The bug is still there, and my software still has to work around it in my CSV emitter (force redundant quoting so the first byte will be '"' instead). Boo, I say!
I'd like to know if you (or someone) knows who had that stupid idea of localizing csv files (for those who don't know, excel in spanish uses semicolon for separating values, because commas are reserved for decimals, i'd prefer some standard behavior rather than localized unstandard behavior)
A tangent here. Imagine if this had been an open source effort with good version control. You (or someone else) could've gone to that time and seen all the related changes, possibly some context and other aspects about this bug. :)

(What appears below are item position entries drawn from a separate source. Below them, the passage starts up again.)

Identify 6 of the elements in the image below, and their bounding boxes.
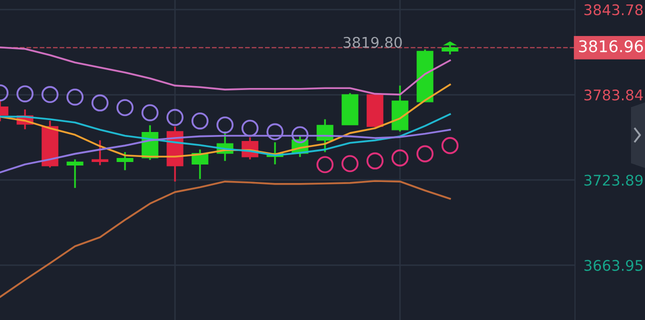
ref-line-label: 3816.96 — [579, 40, 643, 52]
y-tick-label: 3723.89 — [584, 174, 643, 186]
y-tick-label: 3843.78 — [584, 4, 643, 16]
y-tick-label: 3783.84 — [584, 89, 643, 101]
y-tick-label: 3663.95 — [584, 260, 642, 271]
annotation: 3819.80 — [344, 36, 402, 48]
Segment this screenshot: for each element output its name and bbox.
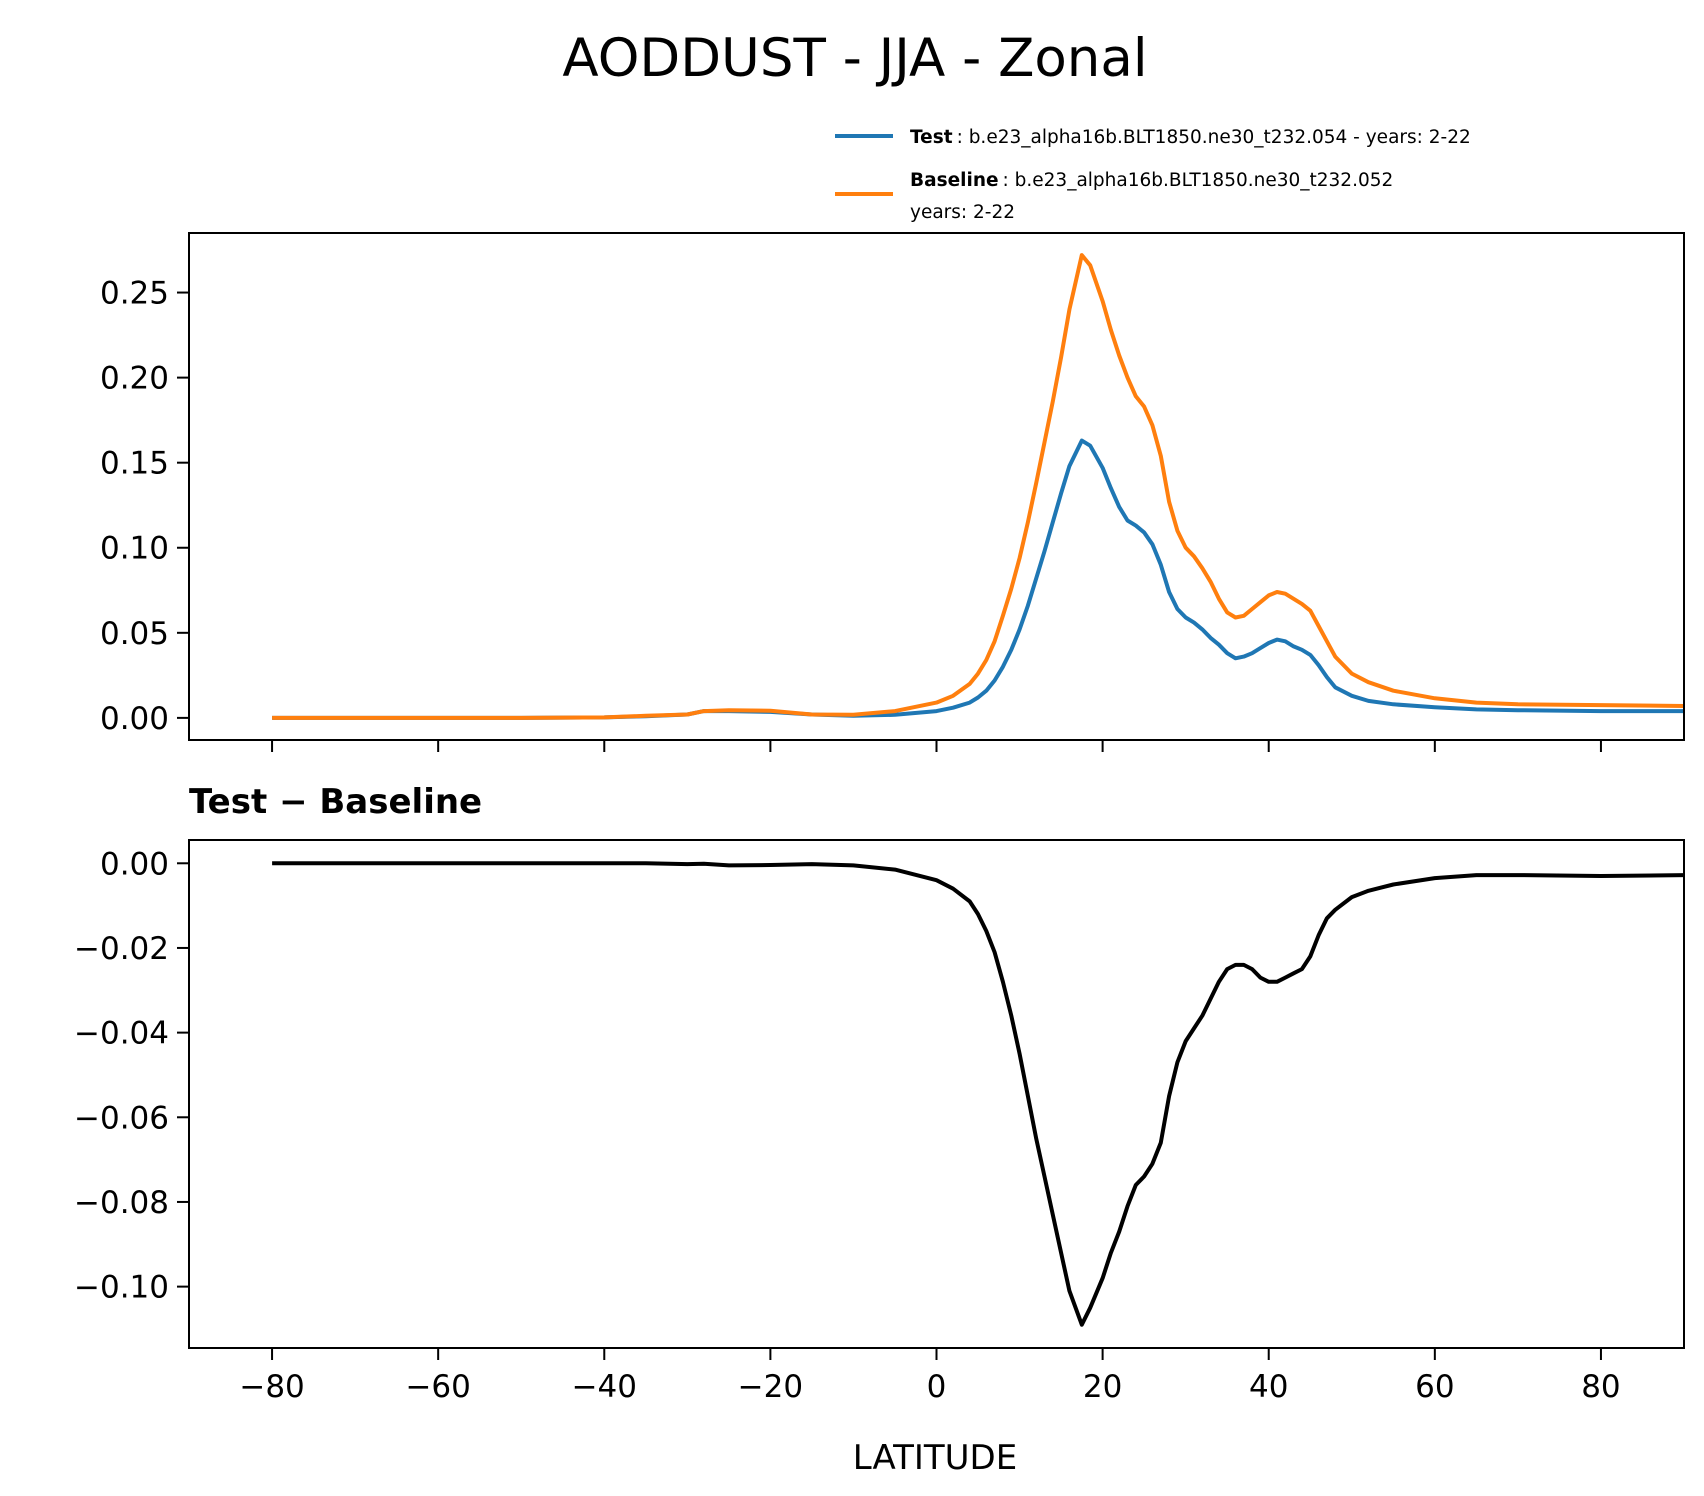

At G+, Noah Friedman, who's part of the team who worked on the code, has inquired occasionally about the availability of some early Emacs code. Pre-1990, if I recall.
I'm not sure he ever turned that up even as a standalone tarball, let alone from a revision control repository.
I suspect the parsing for CSV and the parsing for SYLK are completely different pieces of code, and the appropriate one gets called once a determination of the file format is made. This would be in an upper level where you wouldn't want to put format-specific behavior. The problem then is that the code determining the format doesn't dig far enough into the file to make sure it's valid before sending it to the parser.
That's probably how it has been fixed. I cannot test right now, but since the article doesn't apply to newer versions of Office, I guess they are no longer susceptible to that.
Another bug with CSV files is that opening a CSV file triggers a full recalculation, even if the calculations are set to manual. This is clearly a wrong behaviour.